To open the managed SageMaker MLflow UI, request a fresh presigned URL:
```bash
qc-cli infra mlflow-url --config config.yaml
```
This works for `mode: create` and for `mode: existing` when the existing server is managed by Amazon SageMaker. In `create` mode, the command uses the CLI-managed tracking server name. In `existing` mode, it uses `mlflow.tracking_server_name`. If the existing MLflow server is external to SageMaker, open it with that server's own URL instead.
## Commands
### `init`
```
qc-cli init Write config.yaml
qc-cli init --output <path> Write config to a custom path
qc-cli init --force Overwrite an existing config file
```
### `infra`
```
qc-cli infra setup Deploy the CDK stack
qc-cli infra setup --no-bootstrap Deploy without running CDK bootstrap
qc-cli infra setup --cloudformation-execution-policy <arn> Set CDK bootstrap execution policy ARN
qc-cli infra status Show CDK stack/resource status
qc-cli infra mlflow-url Print a presigned MLflow UI URL
qc-cli infra destroy Destroy stack, retaining S3 data
qc-cli infra destroy --yes Destroy stack without confirmation
qc-cli infra destroy --delete-bucket-data Destroy stack and delete S3 data
```
`--cloudformation-execution-policy` is a one-time CDK bootstrap option, not a `config.yaml` setting. Pass it on `infra setup` when you need the CDK bootstrap CloudFormation execution role to use a policy other than the default `AdministratorAccess`:
```bash
qc-cli infra setup --cloudformation-execution-policy arn:aws:iam::aws:policy/PowerUserAccess
```
### `upload`
```
qc-cli upload <file> Upload a single file to S3
qc-cli upload <dir> Upload all files in a directory tree to S3
qc-cli upload <file> --s3-key <key> Upload a file to a custom S3 key
```
Uploads use `s3.bucket` and `s3.data_prefix` from `config.yaml`. File uploads default to `s3://<bucket>/<data_prefix>/<filename>`. Directory uploads are recursive, preserve paths relative to the uploaded directory, and place files under `s3://<bucket>/<data_prefix>/`.
### `train`
```
qc-cli train start Submit a SageMaker training job
qc-cli train status [job-name] Show job status; defaults to the last submitted job
qc-cli train list List recent training jobs
qc-cli train list --limit 3 Show a custom number of recent jobs
```
`train start` uses `s3://<bucket>/<data_prefix>/` as the training channel and writes outputs under `s3://<bucket>/<model_prefix>/`. If `sagemaker.training.source_dir` is set, the CLI packages that directory, uploads it beside the job output prefix, and passes `sagemaker_program`/`sagemaker_submit_directory` to the SageMaker container.

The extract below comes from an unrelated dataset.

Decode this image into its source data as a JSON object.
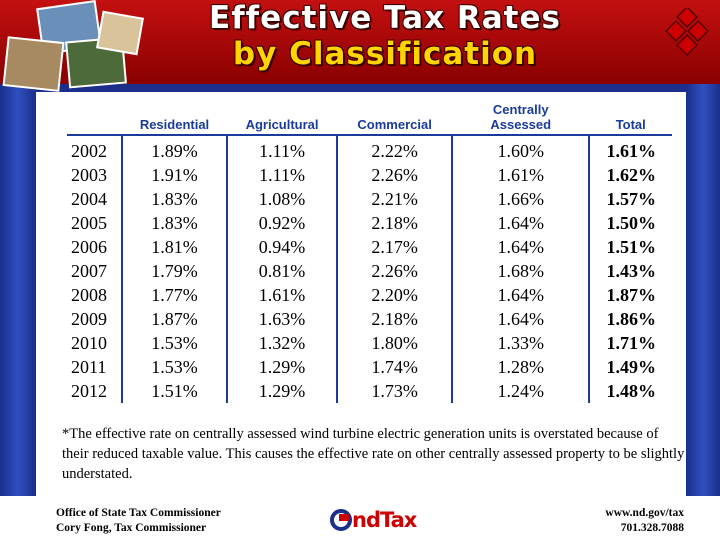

The expected output artifact is SageMakers `model.tar.gz`, normally containing the trained model file your container writes to `/opt/ml/model`.
## AWS permissions required
The IAM user or role running the CLI needs:
| Action | Service |
|---|---|
| CreateBucket, DeleteBucket, PutObject, GetObject, ListBucket, DeleteObject | S3 |
| CreateRole, GetRole, DeleteRole, AttachRolePolicy, DetachRolePolicy | IAM |
| CreateStack, UpdateStack, DeleteStack, DescribeStacks, DescribeStackEvents | CloudFormation |
| GetCallerIdentity | STS |
| CreateTrainingJob, DescribeTrainingJob, ListTrainingJobs | SageMaker AI |
| CreateMlflowTrackingServer, DescribeMlflowTrackingServer, DeleteMlflowTrackingServer | SageMaker AI, when `mlflow.mode` is `create` or `existing` |
`AdministratorAccess` covers all of the above.